Leon pulled the Baseball Encyclopedia from under the bar. There was no one between Manuel Dominguez “Curly” Onis, who’d gone to the plate once for the 1935 Brooklyn Dodgers and singled, and Edward Joseph Onslow, who’d hit. 232 in 207 at bats spread over four years between 1912 and 1927.

Gil returned to Curly Onis’s meager line. “What’s The Crying Game? ” he said.

“Some movie.”

“About baseball?”

“I don’t think so,” Leon replied. He ran his finger down the page. “Maybe Onsay’s a rookie.”

“I’d have heard of him,” Gil said. He had a hit of tequila, drained his beer, and was considering another round or two, just to sit at the bar, poring over the small print, when Leon said:

“Day off?”

“Naw.” That ruined it. Gil closed the book and asked for his bill.

“That’s okay,” Leon said.

“What’s okay?”

“This one’s on the house.”

Meaning that Leon knew what Figgy’d been celebrating.

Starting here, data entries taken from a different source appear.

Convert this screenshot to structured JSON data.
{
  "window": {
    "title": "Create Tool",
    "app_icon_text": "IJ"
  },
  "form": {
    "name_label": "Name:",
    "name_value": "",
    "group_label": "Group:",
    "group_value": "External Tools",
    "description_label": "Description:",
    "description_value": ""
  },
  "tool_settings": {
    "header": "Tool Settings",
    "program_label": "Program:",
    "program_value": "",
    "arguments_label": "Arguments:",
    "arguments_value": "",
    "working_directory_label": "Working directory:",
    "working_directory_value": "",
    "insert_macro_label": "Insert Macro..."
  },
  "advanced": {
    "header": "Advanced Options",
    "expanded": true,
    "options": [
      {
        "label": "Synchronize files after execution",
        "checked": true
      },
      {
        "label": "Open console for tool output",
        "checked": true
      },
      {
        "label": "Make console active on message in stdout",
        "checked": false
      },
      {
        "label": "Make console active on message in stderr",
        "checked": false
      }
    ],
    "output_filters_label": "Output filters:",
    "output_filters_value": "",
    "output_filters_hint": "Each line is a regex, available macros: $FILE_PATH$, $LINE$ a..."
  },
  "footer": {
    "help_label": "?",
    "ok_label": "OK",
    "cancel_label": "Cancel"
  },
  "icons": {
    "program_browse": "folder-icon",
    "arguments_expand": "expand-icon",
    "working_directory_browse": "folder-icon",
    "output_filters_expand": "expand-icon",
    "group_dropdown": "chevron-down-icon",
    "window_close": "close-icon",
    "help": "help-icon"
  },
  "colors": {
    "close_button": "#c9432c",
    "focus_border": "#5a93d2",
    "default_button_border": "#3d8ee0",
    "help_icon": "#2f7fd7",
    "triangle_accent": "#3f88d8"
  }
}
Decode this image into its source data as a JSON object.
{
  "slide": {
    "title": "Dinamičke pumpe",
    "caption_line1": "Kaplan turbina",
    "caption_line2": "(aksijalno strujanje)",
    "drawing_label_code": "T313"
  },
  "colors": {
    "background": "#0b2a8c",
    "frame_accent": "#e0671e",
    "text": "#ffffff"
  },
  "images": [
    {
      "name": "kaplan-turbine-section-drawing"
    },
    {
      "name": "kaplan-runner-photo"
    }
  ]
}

Gil drove north, out of the city, into the mountains. At first the car smelled of the ammonia soap he’d scrubbed it with in the middle of the night; later, with the heat on, he detected pissy smells. Everything was brown, except for the artificial snow on the trails of the ski resorts. Gil listened to the ball game, heard them lose three-zip, with Rayburn going 0 for 4. Meant nothing. After, on the JOC, a caller wondered about Rayburn’s rib cage and Bernie said the story had been blown out of proportion, Rayburn was fine, and Burrows had handled it fine.

“Bullshit,” Gil said; and then, at the top of his lungs, all alone in the car, “Bullshit.” Burrows had jeopardized Rayburn’s career and the team’s entire season, and the media were covering it up. The rib cage was obviously killing Rayburn-why else would he have been short with him in front of the dugout? He called the JOC to blast Bernie, but couldn’t get through.

Gil left the interstate, followed secondary roads. From time to time he stopped for a drink, the last one in a crummy sports bar-nothing like Cleats-in a crummy town.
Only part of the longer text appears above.